Somehow, at dusk, I was still breathing. If you could call it that. Every inhale sounded like a whimper, and the breath leaving my body was shallow. Almost as if the air I was taking in was declining as the sun made it's trip across the sky. Wind-swept sand pelted my face. My watering eyes offered any moisture left in my body to the desert. A crinkle of plastic meant the empty water bottle capturing my last kiss for eternity was blown against a rock. I loved that water bottle. It was one of a dozen backups in my hiking pack, I never intended to use it. And yet, in the mile walk through the desert to this bit of unremarkable sand, it was my lifeline. My hope. Periodically, I would shake it next to my ear and take the sweet sound of water swirling around inside as a sign that all, was not yet, lost.

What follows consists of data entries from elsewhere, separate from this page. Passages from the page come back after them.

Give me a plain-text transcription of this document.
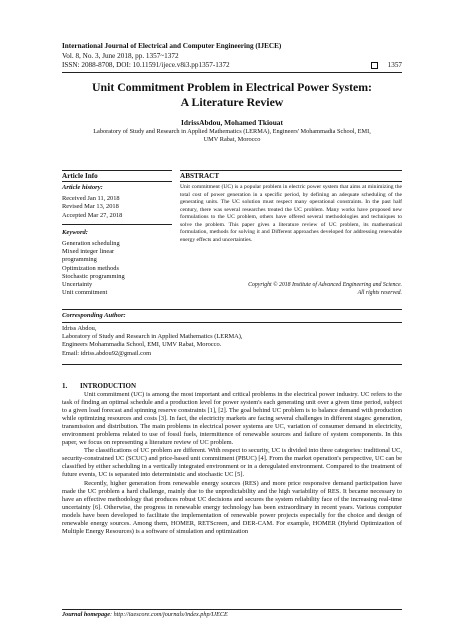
International Journal of Electrical and Computer Engineering (IJECE)
Vol. 8, No. 3, June 2018, pp. 1357~1372
ISSN: 2088-8708, DOI: 10.11591/ijece.v8i3.pp1357-1372	1357
Unit Commitment Problem in Electrical Power System:
A Literature Review
IdrissAbdou, Mohamed Tkiouat
Laboratory of Study and Research in Applied Mathematics (LERMA), Engineers' Mohammadia School, EMI, UMV Rabat, Morocco
Article Info	ABSTRACT
Article history:
Received Jan 11, 2018
Revised Mar 13, 2018
Accepted Mar 27, 2018
Keyword:
Generation scheduling
Mixed integer linear
programming
Optimization methods
Stochastic programming
Uncertainty
Unit commitment
Unit commitment (UC) is a popular problem in electric power system that aims at minimizing the total cost of power generation in a specific period, by defining an adequate scheduling of the generating units. The UC solution must respect many operational constraints. In the past half century, there was several researches treated the UC problem. Many works have proposed new formulations to the UC problem, others have offered several methodologies and techniques to solve the problem. This paper gives a literature review of UC problem, its mathematical formulation, methods for solving it and Different approaches developed for addressing renewable energy effects and uncertainties.
Copyright © 2018 Institute of Advanced Engineering and Science.
All rights reserved.
Corresponding Author:
Idriss Abdou,
Laboratory of Study and Research in Applied Mathematics (LERMA),
Engineers Mohammadia School, EMI, UMV Rabat, Morocco.
Email: idriss.abdou92@gmail.com
1. INTRODUCTION

Unit commitment (UC) is among the most important and critical problems in the electrical power industry. UC refers to the task of finding an optimal schedule and a production level for power system's each generating unit over a given time period, subject to a given load forecast and spinning reserve constraints [1], [2]. The goal behind UC problem is to balance demand with production while optimizing resources and costs [3]. In fact, the electricity markets are facing several challenges in different stages: generation, transmission and distribution. The main problems in electrical power systems are UC, variation of consumer demand in electricity, environment problems related to use of fossil fuels, intermittence of renewable sources and failure of system components. In this paper, we focus on representing a literature review of UC problem.

The classifications of UC problem are different. With respect to security, UC is divided into three categories: traditional UC, security-constrained UC (SCUC) and price-based unit commitment (PBUC) [4]. From the market operation's perspective, UC can be classified by either scheduling in a vertically integrated environment or in a deregulated environment. Compared to the treatment of future events, UC is separated into deterministic and stochastic UC [5].

Recently, higher generation from renewable energy sources (RES) and more price responsive demand participation have made the UC problem a hard challenge, mainly due to the unpredictability and the high variability of RES. It became necessary to have an effective methodology that produces robust UC decisions and secures the system reliability face of the increasing real-time uncertainty [6]. Otherwise, the progress in renewable energy technology has been extraordinary in recent years. Various computer models have been developed to facilitate the implementation of renewable power projects especially for the choice and design of renewable energy sources. Among them, HOMER, RETScreen, and DER-CAM. For example, HOMER (Hybrid Optimization of Multiple Energy Resources) is a software of simulation and optimization

Journal homepage: http://iaescore.com/journals/index.php/IJECE
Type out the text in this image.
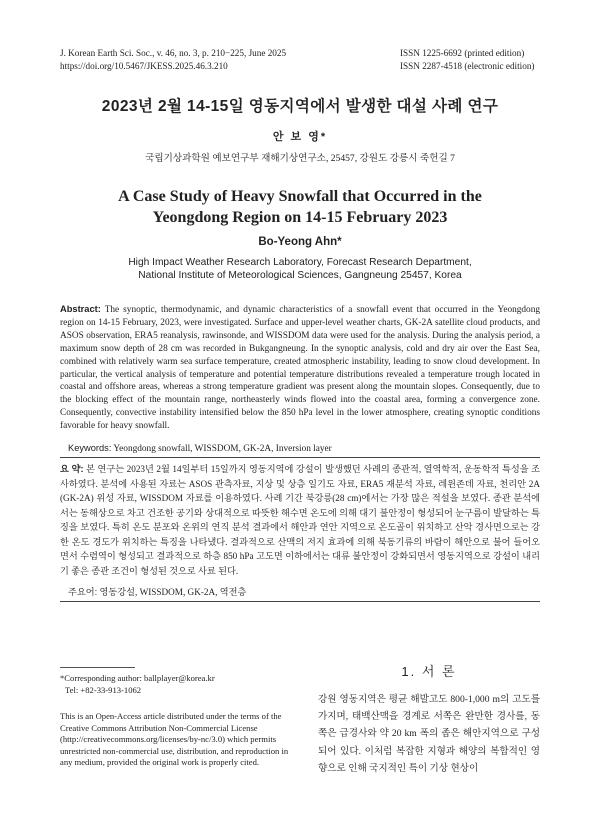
J. Korean Earth Sci. Soc., v. 46, no. 3, p. 210−225, June 2025
https://doi.org/10.5467/JKESS.2025.46.3.210
ISSN 1225-6692 (printed edition)
ISSN 2287-4518 (electronic edition)
2023년 2월 14-15일 영동지역에서 발생한 대설 사례 연구
안 보 영*
국립기상과학원 예보연구부 재해기상연구소, 25457, 강원도 강릉시 죽헌길 7
A Case Study of Heavy Snowfall that Occurred in the
Yeongdong Region on 14-15 February 2023
Bo-Yeong Ahn*
High Impact Weather Research Laboratory, Forecast Research Department,
National Institute of Meteorological Sciences, Gangneung 25457, Korea
Abstract: The synoptic, thermodynamic, and dynamic characteristics of a snowfall event that occurred in the Yeongdong region on 14-15 February, 2023, were investigated. Surface and upper-level weather charts, GK-2A satellite cloud products, and ASOS observation, ERA5 reanalysis, rawinsonde, and WISSDOM data were used for the analysis. During the analysis period, a maximum snow depth of 28 cm was recorded in Bukgangneung. In the synoptic analysis, cold and dry air over the East Sea, combined with relatively warm sea surface temperature, created atmospheric instability, leading to snow cloud development. In particular, the vertical analysis of temperature and potential temperature distributions revealed a temperature trough located in coastal and offshore areas, whereas a strong temperature gradient was present along the mountain slopes. Consequently, due to the blocking effect of the mountain range, northeasterly winds flowed into the coastal area, forming a convergence zone. Consequently, convective instability intensified below the 850 hPa level in the lower atmosphere, creating synoptic conditions favorable for heavy snowfall.
Keywords: Yeongdong snowfall, WISSDOM, GK-2A, Inversion layer
요 약: 본 연구는 2023년 2월 14일부터 15일까지 영동지역에 강설이 발생했던 사례의 종관적, 열역학적, 운동학적 특성을 조사하였다. 분석에 사용된 자료는 ASOS 관측자료, 지상 및 상층 일기도 자료, ERA5 재분석 자료, 레윈존데 자료, 천리안 2A (GK-2A) 위성 자료, WISSDOM 자료를 이용하였다. 사례 기간 북강릉(28 cm)에서는 가장 많은 적설을 보였다. 종관 분석에서는 동해상으로 차고 건조한 공기와 상대적으로 따뜻한 해수면 온도에 의해 대기 불안정이 형성되어 눈구름이 발달하는 특징을 보였다. 특히 온도 분포와 온위의 연직 분석 결과에서 해안과 연안 지역으로 온도골이 위치하고 산악 경사면으로는 강한 온도 경도가 위치하는 특징을 나타냈다. 결과적으로 산맥의 저지 효과에 의해 북동기류의 바람이 해안으로 불어 들어오면서 수렴역이 형성되고 결과적으로 하층 850 hPa 고도면 이하에서는 대류 불안정이 강화되면서 영동지역으로 강설이 내리기 좋은 종관 조건이 형성된 것으로 사료 된다.
주요어: 영동강설, WISSDOM, GK-2A, 역전층
1. 서 론
강원 영동지역은 평균 해발고도 800-1,000 m의 고도를 가지며, 태백산맥을 경계로 서쪽은 완만한 경사를, 동쪽은 급경사와 약 20 km 폭의 좁은 해안지역으로 구성되어 있다. 이처럼 복잡한 지형과 해양의 복합적인 영향으로 인해 국지적인 특이 기상 현상이
*Corresponding author: ballplayer@korea.kr
Tel: +82-33-913-1062
This is an Open-Access article distributed under the terms of the Creative Commons Attribution Non-Commercial License (http://creativecommons.org/licenses/by-nc/3.0) which permits unrestricted non-commercial use, distribution, and reproduction in any medium, provided the original work is properly cited.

If I had known that walk was just a steady march to the place I was going to die, I might have taken my time to do something more productive. I could have written letters, perhaps, to my family. Not that I had much to say. Surely, the people who kept me alive from when I was born (a difficult job, I might add) would not find much comfort in messily scrawled 'I love yous' knowing that ignoring everything they have ever told me was exactly how I ended up in this situation. Alone, thirsty, tired. It wouldn't redeem me, but the one thing I could do for them was hold on. So I kept my eyes open, and I waited.


And I'm still waiting as the wingbeats draw closer.